DONASI SEKARANG

Yayasan CARF

2 Mei, 25

Kasih karunia Tuhan

Panggilan religius Riccardo

Riccardo Dimida, seorang seminaris Italia di Roma, menceritakan kesaksiannya yang kuat tentang pertobatan dan panggilannya. Setelah masa mudanya yang ditandai dengan ekses, kesuksesan akademis, usaha kerja dan krisis pribadi yang mendalam, Riccardo menemukan bahwa iman Katolik tidak hanya menjadi pelengkap dalam hidupnya, tetapi juga menjadi pusatnya.

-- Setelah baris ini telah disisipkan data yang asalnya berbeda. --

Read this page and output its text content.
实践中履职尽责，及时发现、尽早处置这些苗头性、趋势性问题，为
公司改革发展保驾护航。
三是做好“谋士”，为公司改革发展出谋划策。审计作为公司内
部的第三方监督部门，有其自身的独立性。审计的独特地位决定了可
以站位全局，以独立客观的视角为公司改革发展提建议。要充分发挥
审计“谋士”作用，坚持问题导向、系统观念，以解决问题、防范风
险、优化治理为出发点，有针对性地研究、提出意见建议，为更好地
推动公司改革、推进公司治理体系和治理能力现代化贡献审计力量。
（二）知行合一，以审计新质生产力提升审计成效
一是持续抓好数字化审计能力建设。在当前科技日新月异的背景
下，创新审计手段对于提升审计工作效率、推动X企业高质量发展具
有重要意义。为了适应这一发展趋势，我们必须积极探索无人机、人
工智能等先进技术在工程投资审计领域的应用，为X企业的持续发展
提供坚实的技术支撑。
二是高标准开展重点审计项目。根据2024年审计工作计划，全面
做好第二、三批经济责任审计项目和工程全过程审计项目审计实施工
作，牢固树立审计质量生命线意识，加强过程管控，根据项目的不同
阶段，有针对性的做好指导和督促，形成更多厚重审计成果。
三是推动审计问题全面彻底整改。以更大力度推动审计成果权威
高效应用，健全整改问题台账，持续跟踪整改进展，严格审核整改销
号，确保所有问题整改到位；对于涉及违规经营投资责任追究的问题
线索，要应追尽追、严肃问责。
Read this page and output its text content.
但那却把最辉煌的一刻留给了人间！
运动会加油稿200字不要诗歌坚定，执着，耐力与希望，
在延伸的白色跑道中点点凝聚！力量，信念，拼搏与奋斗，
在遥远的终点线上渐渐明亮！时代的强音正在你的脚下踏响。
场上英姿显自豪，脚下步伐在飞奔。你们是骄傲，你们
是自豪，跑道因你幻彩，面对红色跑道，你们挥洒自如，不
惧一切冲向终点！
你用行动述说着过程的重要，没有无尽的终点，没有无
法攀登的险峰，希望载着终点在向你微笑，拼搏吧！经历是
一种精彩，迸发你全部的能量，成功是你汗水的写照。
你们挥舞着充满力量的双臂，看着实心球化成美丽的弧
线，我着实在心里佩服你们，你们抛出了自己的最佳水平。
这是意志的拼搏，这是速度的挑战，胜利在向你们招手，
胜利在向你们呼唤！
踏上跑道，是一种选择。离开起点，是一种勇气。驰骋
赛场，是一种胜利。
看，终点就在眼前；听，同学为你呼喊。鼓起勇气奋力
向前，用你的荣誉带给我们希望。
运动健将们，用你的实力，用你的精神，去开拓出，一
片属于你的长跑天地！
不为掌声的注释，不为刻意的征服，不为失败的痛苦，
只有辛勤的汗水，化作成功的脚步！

Riccardo Dimida menceritakan kepada kita bagaimana ia menemukan panggilan religiusnya sebagai seorang imam melalui rahmat Tuhan yang bekerja di dalam dirinya melalui gerakan-gerakan kecil.

Itu milik Institut Para Pelayan Hati Maria Tak Bernodakomunitas religius - atau perkumpulan umat beriman - yang spiritualitasnya berpusat pada cinta dan pertobatan kepada Hati Maria Tak Bernoda, dalam persekutuan yang mendalam dengan Hati Yesus. Meskipun ada beberapa komunitas dengan nama yang mirip di berbagai negara, mereka semua memiliki elemen-elemen yang sama dalam identitas dan karisma mereka.

Saat ini, semua anak muda di komunitas ini sedang dilatih di Roma, di Universitas Kepausan Salib Suci (PUSC), berkat hibah yang didanai oleh Yayasan CARF.

Riccardo lahir pada tanggal 18 September 1985 di Volterra, sebuah kota kuno Etruria di Tuscany, Italia. Saat ini ia sedang berada di tahun kedua di jurusan filsafat, sebelum memulai gelar sarjana dalam bidang teologi tahun depan. Dia menceritakan kisahnya kepada kita melalui kesaksiannya.

Riccardo Dimida berolahraga

Dari masa kecil yang tenang hingga menemukan panggilan religius

"Saya dilahirkan dalam sebuah keluarga Katolik yang memberikan saya pendidikan yang sehat dan teladan yang mengagumkan. Orang tua saya selalu menjadi orang yang memiliki moral yang sempurna, dan mereka mendorong saya untuk menerima pendidikan Katolik. Saya dibesarkan di sebuah desa kecil di Tuscany, menikmati masa kecil yang bahagia dan tanpa beban.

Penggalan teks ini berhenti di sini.